The point I’m making is that the real reason my conservative friends believe that Occupy Wall Street should be shut down is because they see Occupy Wall Street as a threat who should probably be dispatched.  After all, the Tea Party are well-groomed individuals who’ve never harmed a fly, despite the fact that the Tea Party wasn’t required to spend a week standing in one place before they started to get serious national media attention.
I know my conservative buddies will be heartbroken to hear me say this, but if the Tea Party had needed to hang around for two months to make a point, there’d be some random assaults and violence happening.  You put that many humans in one place, someone’s bound to be a dick.  In much the same way that while I don’t condone police brutality in any way, I do understand that cops are human and going to snap, and if a liberal said, “Well, a cop was mean, so we should disband the NYPD,” I’d call him an idiot, too.
Because here’s the deal: I know full well that even if I compiled a database of Occupy-related crimes compared to Occupy-related police department illegal activities, and it turned out that the police were being more dickish, my conservative buddies wouldn’t say, “Well, we should get rid of those police.”  They’d talk about arresting the cops who committed the crimes, and changing the structure to make sure better structures were in place, but they’d never go, “Well, they just shouldn’t be there!”

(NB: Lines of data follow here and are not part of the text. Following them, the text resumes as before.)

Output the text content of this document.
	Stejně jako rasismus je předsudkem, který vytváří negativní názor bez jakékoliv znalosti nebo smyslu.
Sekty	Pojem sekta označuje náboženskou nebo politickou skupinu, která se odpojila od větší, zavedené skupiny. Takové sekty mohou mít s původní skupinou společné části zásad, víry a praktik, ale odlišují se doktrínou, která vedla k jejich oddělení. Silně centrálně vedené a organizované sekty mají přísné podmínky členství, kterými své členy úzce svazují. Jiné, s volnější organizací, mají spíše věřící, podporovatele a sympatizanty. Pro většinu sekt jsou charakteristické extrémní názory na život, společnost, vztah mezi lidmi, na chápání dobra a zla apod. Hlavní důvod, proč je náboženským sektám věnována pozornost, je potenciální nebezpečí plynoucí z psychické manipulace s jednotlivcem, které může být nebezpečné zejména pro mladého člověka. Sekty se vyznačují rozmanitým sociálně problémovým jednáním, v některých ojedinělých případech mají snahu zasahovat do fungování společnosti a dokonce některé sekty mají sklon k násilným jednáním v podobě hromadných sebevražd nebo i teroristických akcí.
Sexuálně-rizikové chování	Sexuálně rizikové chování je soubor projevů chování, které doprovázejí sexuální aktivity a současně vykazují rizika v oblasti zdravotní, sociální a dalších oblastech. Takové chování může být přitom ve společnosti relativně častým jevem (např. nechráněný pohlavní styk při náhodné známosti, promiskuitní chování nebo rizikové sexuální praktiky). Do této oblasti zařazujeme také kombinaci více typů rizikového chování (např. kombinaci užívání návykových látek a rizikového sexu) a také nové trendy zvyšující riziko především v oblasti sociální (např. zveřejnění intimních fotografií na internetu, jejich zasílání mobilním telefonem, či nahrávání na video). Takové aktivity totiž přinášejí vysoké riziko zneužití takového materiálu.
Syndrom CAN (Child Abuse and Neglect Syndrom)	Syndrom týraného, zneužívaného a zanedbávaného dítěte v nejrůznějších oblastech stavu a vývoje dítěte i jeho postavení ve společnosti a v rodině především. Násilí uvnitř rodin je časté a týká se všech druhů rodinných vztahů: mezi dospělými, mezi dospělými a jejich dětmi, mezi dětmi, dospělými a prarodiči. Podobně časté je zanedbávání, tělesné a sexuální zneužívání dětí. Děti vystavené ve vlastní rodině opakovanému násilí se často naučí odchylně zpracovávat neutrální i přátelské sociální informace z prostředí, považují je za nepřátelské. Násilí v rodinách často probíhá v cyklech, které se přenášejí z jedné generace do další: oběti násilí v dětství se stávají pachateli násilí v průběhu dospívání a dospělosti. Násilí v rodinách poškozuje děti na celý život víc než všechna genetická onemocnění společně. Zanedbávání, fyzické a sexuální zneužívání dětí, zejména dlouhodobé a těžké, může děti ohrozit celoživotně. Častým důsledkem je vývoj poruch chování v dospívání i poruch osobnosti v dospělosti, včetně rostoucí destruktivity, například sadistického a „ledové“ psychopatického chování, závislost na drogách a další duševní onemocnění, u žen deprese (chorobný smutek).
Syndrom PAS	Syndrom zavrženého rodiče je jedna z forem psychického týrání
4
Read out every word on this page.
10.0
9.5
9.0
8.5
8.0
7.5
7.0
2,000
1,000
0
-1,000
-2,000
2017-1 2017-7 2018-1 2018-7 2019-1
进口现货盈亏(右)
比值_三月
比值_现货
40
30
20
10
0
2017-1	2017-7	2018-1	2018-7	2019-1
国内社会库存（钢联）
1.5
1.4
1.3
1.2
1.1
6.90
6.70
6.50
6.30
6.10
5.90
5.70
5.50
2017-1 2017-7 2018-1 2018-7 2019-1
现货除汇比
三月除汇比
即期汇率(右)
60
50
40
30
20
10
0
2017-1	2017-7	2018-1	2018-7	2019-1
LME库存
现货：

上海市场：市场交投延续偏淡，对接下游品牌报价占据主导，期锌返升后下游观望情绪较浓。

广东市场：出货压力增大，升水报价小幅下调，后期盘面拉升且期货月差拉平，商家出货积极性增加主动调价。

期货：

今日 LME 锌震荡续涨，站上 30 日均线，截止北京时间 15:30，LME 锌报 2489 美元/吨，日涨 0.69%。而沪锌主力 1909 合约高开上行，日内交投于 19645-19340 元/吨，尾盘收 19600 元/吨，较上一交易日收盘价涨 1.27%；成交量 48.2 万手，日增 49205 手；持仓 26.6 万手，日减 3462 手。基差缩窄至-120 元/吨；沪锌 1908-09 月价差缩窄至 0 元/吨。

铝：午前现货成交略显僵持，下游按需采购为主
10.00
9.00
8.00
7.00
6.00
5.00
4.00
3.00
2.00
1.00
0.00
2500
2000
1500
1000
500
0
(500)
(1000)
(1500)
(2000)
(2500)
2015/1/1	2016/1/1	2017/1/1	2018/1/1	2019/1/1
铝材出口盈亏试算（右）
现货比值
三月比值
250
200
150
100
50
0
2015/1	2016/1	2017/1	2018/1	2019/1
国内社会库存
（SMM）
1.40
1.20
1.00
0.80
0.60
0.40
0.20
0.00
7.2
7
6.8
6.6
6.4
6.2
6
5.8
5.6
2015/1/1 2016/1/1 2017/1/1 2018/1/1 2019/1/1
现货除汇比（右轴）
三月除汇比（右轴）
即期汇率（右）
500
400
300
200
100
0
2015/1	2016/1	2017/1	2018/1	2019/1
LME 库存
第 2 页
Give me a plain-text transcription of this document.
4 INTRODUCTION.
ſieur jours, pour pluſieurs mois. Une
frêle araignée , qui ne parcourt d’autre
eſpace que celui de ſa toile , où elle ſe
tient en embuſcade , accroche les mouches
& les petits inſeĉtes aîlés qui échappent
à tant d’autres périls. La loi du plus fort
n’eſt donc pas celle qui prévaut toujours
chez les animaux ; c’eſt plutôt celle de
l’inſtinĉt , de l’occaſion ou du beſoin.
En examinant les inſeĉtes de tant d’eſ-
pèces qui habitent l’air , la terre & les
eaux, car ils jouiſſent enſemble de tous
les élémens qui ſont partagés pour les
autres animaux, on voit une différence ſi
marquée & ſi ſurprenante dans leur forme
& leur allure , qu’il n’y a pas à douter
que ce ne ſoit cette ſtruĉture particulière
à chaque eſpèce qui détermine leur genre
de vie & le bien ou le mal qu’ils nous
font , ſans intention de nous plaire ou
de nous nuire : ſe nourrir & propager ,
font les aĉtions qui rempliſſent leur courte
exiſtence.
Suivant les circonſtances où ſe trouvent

It’s the way I feel about Occupy Wall Street.  Yeah, I’m sure a significant percentage of them are dicks who deserve to be hauled off.  I’m not convinced that the entire band needs to be broken up.  And I’m honest enough to say it’s because they’re a cause I believe in, and not hide behind some screed like, “Well, they’re not well behaved like my guys.”  (Because the truth is, my conservative associates are really operating off of the idea that one bad apple means Occupy are mostly bad apples who should be tossed out, but one bad cop-apple is just human error and in general the cops are great.)
My guys are kinda dickish.  Based on Sean’s entry, there were probably some things they could have done better to comply with fire codes.  But that doesn’t mean they should go away entirely.